Step 3: Install and Configure Ollama
- Download and install Ollama (visit ollama.com for the installation package).
- Pull the DeepSeek R1 model (default 7B parameters, other versions such as 1.5B or 32B are available as needed):
ollama pull deepseek-r1:7b
ollama pull nomic-embed-text
- Ensure that the Ollama service is running and that the default listening address is
localhost:11434
The
Step 4: (Optional) Docker Deployment
If you don't want to configure your environment manually, you can use Docker:
- Install Docker (refer to docker.com).
- Run it in the project root directory:
docker-compose up
- Docker automatically pulls the Ollama and chatbot services, runs them, and then visits the
http://localhost:8501
The
Step 5: Launch the application
- Run Streamlit in a virtual environment:
streamlit run app.py
- The browser will automatically open the
http://localhost:8501
, enter the chat screen.
Operation Functions in Detail
Function 1: Uploading Documents
- Getting to the interface: Once started, the Streamlit interface has an "Upload Documents" sidebar on the left side of the screen.
- Select FileClick on the "Browse files" button to select a local PDF, DOCX or TXT file.
- Processing of documents: Once uploaded, the system automatically splits the document into smaller chunks, generates vector embeddings, and stores them in FAISS. processing time varies depending on the size of the file and is usually from a few seconds to a few minutes.
- draw attention to sth.: A confirmation message "File processing complete" is displayed in the sidebar.
Function 2: Questioning and Searching
- Input Issues: Type a question in the chat box in either Chinese or English, e.g. "What is the purpose of GraphRAG as mentioned in the documentation?". in the documentation.
- retrieval process::
- The system uses BM25 and FAISS to retrieve relevant document fragments.
- GraphRAG analyzes entity relationships between fragments.
- Neural reordering optimizes the order of results.
- HyDE extends the query to cover more relevant content.
- Generate Answers: DeepSeek R1 generates answers based on the search results, and the answers are output in a streaming format and displayed step-by-step on the interface.
- typical exampleIf you ask "What is hybrid search?" may return "Hybrid search combines BM25 and FAISS, BM25 is responsible for keyword matching and FAISS quickly locates content through vector similarity".
Function 3: Knowledge Graph Application
- Enable GraphRAG: Enabled by default, no additional action required.
- Asking complex questionsFor example, "What is the partnership between Company A and Company B?". .
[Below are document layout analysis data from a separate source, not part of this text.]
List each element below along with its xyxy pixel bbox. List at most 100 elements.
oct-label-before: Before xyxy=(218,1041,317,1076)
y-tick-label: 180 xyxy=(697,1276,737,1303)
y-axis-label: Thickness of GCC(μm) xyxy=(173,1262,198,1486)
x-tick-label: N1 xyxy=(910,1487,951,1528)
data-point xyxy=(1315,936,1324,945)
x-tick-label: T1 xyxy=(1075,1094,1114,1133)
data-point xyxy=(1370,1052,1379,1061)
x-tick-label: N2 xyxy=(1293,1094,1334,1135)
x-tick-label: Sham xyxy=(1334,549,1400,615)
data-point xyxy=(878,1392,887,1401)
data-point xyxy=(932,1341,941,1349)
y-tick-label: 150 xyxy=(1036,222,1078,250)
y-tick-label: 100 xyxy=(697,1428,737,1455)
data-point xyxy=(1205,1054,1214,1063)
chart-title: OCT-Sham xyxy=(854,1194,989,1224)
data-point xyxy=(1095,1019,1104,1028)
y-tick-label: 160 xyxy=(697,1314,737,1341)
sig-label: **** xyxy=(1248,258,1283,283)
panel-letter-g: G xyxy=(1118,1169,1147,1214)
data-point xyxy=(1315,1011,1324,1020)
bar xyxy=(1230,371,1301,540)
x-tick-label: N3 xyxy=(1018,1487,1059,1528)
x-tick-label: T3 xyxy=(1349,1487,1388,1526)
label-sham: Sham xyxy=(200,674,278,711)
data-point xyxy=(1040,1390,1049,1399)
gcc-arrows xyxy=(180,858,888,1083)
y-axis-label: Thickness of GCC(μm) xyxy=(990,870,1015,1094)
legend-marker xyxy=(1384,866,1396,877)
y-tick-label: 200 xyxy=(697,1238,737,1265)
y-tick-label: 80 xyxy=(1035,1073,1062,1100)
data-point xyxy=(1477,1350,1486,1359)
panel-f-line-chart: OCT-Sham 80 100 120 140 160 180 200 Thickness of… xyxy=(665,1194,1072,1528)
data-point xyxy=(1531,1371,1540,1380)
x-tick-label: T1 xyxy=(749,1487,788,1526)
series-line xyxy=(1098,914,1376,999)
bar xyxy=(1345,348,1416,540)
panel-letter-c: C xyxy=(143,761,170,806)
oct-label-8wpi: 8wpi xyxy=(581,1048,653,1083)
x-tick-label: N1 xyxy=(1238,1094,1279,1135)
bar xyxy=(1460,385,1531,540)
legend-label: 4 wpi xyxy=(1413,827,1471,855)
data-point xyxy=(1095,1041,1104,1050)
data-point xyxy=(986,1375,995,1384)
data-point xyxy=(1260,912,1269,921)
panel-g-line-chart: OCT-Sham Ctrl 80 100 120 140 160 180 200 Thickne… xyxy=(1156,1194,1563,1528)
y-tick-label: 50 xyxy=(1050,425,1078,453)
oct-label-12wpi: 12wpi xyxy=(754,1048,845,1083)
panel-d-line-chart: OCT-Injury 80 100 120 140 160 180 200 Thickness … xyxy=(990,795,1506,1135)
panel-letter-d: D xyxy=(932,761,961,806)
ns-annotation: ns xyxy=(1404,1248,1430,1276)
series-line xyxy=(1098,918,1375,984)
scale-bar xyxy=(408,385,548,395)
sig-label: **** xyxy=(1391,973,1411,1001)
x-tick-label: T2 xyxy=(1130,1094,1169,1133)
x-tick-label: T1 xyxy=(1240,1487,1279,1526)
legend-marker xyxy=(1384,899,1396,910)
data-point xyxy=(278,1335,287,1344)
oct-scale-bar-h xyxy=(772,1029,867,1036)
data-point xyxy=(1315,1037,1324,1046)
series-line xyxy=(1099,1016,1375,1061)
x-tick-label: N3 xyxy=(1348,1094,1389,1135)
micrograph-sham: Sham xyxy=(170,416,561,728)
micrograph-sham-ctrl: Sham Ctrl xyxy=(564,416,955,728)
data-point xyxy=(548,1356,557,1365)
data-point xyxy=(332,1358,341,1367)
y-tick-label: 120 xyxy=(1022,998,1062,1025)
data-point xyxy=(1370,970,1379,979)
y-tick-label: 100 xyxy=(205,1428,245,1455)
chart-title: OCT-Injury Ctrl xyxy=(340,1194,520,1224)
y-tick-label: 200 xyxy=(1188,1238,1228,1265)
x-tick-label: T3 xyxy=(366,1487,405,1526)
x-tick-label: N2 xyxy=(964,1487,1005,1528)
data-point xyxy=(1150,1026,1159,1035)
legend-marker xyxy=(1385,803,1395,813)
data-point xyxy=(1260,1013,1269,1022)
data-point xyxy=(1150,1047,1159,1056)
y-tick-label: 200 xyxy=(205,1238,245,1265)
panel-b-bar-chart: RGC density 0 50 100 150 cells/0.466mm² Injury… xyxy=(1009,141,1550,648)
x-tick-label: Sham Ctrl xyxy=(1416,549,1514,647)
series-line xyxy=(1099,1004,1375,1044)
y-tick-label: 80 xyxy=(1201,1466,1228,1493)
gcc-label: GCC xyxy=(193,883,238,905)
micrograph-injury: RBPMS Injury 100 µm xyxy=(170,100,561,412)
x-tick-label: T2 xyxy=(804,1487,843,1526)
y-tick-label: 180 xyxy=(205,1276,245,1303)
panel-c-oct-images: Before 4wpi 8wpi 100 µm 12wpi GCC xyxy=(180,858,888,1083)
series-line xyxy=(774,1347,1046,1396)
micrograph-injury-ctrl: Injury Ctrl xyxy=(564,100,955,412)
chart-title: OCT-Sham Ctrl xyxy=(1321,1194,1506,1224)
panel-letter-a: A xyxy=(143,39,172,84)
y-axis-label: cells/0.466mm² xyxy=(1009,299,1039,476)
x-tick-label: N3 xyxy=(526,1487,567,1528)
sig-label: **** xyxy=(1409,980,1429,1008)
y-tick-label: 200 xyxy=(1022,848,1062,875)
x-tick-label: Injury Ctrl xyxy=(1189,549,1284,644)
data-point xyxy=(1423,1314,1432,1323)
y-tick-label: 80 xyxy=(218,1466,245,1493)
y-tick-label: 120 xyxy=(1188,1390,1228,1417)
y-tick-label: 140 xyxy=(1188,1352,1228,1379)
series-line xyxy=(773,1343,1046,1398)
- Results ShowcaseThe system not only returns text, but also provides relational answers based on the knowledge graph, e.g., "Company A and Company B have signed a technical cooperation agreement in 2023".
Function 4: Adjustment of models and parameters
- Replacement model: in
.env
Modify in the fileMODEL
parameter, e.g. readdeepseek-r1:1.5b
The - optimize performance: If supported by the hardware, install the
faiss-gpu
With GPU acceleration enabled, retrieval speeds can be increased by up to 3x.
Tips for use
- Multi-Document Support: Multiple files can be uploaded at the same time and the system will integrate the content to answer questions.
- clarity of issues: Be as specific as possible when asking questions and avoid vague statements to improve the accuracy of your answers.
- Check logs: If you encounter an error, you can check the terminal logs to troubleshoot the problem, such as the model is not downloaded or the port is occupied.
caveat
- Privacy: No internet connection is required for local operation and data is not uploaded to the cloud.
- resource occupancy: Large models and high-dimensional vector computations require high memory, it is recommended to close irrelevant programs.
- Updated models: Regular operation
ollama pull
Get the latest version of the DeepSeek model.
After completing the above steps, users can interact with DeepSeek-RAG-Chatbot through their browsers and enjoy an efficient document quizzing experience.